Department of Instrument Science and Engineering, School of EIEE, Shanghai Jiao Tong University, Shanghai, 200240, China.
Department of Instrument Science and Engineering, School of EIEE, Shanghai Jiao Tong University, Shanghai, 200240, China; MoE Key Lab of Artificial Intelligence, AI Institute, Shanghai Jiao Tong University, China; Shanghai Engineering Research Center for Intelligent Diagnosis and Treatment Instrument, Shanghai Jiao Tong University, China.
J Neurosci Methods. 2019 Jul 15;323:108-118. doi: 10.1016/j.jneumeth.2019.05.006. Epub 2019 May 25.
Hippocampus is one of the first structures affected by neurodegenerative diseases such as Alzheimer's disease (AD) and mild cognitive impairment (MCI). Hippocampal atrophy can be evaluated in terms of hippocampal volumes and shapes using structural MR images. However, the shape and volume features from hippocampus mask have limited discriminative information for AD diagnosis. In addition, extraction of these features is independent of classification model, resulting to sub-optimal performance for disease diagnosis.
This paper proposes a hybrid convolutional and recurrent neural network for more detailed hippocampus analysis using structural MR images in AD. The DenseNets are constructed on the decomposed image patches of internal and external hippocampus to learn the intensity and shape features. Recurrent neural network (RNN) is cascaded to combine the features from the left and right hippocampus and learn the high-level features for disease classification.
Our proposed method is evaluated with the baseline MR images of 807 subjects including 194 AD, 397 MCI and 216 normal controls (NC) from Alzheimer's Disease Neuroimaging Initiative (ADNI) database. Experiments show the proposed method achieves AUC (area under ROC curve) of 91.0%, 75.8% and 74.6% for classifications of AD vs. NC, MCI vs.
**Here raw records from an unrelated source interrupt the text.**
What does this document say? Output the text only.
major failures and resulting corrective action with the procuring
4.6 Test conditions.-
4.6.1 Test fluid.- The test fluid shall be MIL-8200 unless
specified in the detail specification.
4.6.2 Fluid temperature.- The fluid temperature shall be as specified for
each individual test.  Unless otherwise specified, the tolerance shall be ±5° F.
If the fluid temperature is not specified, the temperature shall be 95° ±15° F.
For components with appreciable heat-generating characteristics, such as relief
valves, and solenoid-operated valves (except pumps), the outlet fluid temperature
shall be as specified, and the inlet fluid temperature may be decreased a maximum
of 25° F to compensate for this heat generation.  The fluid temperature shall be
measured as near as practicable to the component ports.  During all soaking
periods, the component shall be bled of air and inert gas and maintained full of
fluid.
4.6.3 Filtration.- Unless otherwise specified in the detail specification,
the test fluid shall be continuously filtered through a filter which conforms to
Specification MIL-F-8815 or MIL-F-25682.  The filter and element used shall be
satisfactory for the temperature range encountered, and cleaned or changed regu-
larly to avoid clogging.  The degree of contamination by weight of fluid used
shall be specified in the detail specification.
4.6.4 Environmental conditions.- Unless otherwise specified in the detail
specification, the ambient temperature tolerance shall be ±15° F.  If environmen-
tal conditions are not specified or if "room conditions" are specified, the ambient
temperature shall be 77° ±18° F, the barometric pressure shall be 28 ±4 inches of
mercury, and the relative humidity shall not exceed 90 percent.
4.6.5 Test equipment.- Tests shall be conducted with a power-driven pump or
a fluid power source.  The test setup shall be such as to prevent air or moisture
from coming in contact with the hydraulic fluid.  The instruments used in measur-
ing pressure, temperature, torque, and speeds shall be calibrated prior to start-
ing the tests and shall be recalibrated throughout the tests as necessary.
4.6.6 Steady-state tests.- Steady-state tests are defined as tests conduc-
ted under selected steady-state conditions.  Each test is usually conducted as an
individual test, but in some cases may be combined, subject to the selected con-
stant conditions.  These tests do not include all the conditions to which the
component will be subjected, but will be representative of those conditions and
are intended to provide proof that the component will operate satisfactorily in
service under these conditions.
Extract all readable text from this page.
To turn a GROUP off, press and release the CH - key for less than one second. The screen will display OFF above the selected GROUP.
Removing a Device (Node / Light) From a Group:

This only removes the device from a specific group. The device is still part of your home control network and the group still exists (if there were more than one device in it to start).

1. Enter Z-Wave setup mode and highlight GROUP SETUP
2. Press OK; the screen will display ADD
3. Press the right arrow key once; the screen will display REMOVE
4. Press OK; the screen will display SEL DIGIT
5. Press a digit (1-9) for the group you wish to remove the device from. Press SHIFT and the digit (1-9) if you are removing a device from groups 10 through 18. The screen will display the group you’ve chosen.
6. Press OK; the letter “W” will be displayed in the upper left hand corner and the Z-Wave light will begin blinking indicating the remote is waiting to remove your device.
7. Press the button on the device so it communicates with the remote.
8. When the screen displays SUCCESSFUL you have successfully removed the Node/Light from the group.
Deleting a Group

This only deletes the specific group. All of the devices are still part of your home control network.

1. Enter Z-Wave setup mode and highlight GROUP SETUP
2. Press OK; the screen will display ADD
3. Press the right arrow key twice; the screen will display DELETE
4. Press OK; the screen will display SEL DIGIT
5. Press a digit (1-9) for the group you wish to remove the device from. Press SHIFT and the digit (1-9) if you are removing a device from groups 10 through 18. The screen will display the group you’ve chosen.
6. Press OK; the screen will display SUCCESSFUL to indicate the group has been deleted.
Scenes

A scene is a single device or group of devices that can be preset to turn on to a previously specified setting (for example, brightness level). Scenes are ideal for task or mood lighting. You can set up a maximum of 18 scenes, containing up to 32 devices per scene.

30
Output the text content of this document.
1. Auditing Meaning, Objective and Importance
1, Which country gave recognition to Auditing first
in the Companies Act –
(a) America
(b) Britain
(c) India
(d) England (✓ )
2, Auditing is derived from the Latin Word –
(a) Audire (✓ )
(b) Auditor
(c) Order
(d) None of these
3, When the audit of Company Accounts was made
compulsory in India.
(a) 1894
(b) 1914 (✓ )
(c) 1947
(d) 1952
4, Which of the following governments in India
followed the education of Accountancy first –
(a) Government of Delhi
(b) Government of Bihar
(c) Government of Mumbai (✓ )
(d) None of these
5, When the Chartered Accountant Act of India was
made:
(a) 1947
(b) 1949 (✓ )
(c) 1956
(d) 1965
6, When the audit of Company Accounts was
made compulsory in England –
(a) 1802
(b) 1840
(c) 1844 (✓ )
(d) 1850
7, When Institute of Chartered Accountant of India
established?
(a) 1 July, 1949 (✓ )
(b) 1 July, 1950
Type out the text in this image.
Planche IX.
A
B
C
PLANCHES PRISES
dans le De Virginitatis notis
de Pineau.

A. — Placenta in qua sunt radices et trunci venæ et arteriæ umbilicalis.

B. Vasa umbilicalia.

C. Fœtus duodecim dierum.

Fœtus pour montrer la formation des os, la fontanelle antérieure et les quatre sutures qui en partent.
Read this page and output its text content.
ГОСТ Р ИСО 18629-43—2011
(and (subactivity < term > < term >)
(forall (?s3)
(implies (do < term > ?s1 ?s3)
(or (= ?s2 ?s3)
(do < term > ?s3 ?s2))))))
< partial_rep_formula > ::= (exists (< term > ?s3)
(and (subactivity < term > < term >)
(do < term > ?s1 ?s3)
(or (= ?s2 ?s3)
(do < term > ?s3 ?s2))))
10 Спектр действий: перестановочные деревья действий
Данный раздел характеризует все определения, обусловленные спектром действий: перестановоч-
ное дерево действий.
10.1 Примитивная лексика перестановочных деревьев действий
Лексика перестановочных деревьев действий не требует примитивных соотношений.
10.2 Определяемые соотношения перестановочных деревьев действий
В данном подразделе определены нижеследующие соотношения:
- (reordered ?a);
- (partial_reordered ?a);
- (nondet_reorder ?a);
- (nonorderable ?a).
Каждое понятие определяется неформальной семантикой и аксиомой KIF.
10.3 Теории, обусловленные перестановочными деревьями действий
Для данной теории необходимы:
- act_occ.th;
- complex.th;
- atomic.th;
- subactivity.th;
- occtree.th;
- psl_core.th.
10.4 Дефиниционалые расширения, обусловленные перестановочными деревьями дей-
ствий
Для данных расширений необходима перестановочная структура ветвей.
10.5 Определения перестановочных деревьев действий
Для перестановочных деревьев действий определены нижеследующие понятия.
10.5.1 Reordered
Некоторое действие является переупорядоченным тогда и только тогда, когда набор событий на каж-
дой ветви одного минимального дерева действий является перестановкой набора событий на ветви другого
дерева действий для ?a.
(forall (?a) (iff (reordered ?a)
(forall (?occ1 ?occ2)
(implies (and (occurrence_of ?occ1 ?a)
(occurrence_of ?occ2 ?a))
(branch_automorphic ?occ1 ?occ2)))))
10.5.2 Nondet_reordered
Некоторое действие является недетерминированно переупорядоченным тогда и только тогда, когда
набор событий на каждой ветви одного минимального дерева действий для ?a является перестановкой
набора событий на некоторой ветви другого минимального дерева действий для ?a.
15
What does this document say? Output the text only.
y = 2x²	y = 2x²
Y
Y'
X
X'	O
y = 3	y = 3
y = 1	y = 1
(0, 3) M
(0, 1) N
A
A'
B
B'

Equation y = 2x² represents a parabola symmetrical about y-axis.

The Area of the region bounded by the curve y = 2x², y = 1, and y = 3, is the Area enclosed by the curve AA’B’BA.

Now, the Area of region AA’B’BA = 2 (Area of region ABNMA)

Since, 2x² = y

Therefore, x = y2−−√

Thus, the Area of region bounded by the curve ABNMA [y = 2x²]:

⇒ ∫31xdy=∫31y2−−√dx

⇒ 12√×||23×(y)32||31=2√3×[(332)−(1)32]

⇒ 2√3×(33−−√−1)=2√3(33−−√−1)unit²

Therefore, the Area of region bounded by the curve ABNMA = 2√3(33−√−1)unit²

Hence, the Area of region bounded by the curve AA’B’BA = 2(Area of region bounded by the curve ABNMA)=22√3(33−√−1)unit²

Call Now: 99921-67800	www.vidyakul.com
NC and pMCI vs. sMCI, respectively.
The proposed method achieves better performance than the volume and shape analysis methods.
A hybrid convolutional and recurrent neural network was proposed by combining DenseNets and bidirectional gated recurrent unit (BGRU) for hippocampus analysis and AD diagnosis. Results show its promising performance.
海马体是受神经退行性疾病(如阿尔茨海默病(AD)和轻度认知障碍(MCI))影响的首批结构之一。可以使用结构磁共振成像(MR)图像从体积和形状方面评估海马体萎缩。然而,来自海马体掩模的形状和体积特征对于 AD 诊断的区分信息有限。此外,这些特征的提取独立于分类模型,因此对于疾病诊断的性能不佳。
本文提出了一种混合卷积和递归神经网络,用于使用 AD 中的结构 MR 图像进行更详细的海马体分析。在内部和外部海马体的分解图像块上构建密集网络,以学习强度和形状特征。递归神经网络(RNN)级联以结合左右海马体的特征,并学习用于疾病分类的高级特征。
我们的方法使用来自阿尔茨海默病神经影像学倡议(ADNI)数据库的 807 名受试者的基线 MR 图像进行了评估,其中包括 194 名 AD、397 名 MCI 和 216 名正常对照(NC)。实验表明,该方法在 AD 与 NC、MCI 与 NC 和 pMCI 与 sMCI 的分类中分别达到了 91.0%、75.8%和 74.6%的 AUC(ROC 曲线下面积)。
该方法的性能优于体积和形状分析方法。
通过结合密集网络和双向门控循环单元(BGRU),提出了一种混合卷积和递归神经网络用于海马体分析和 AD 诊断。结果表明其具有良好的性能。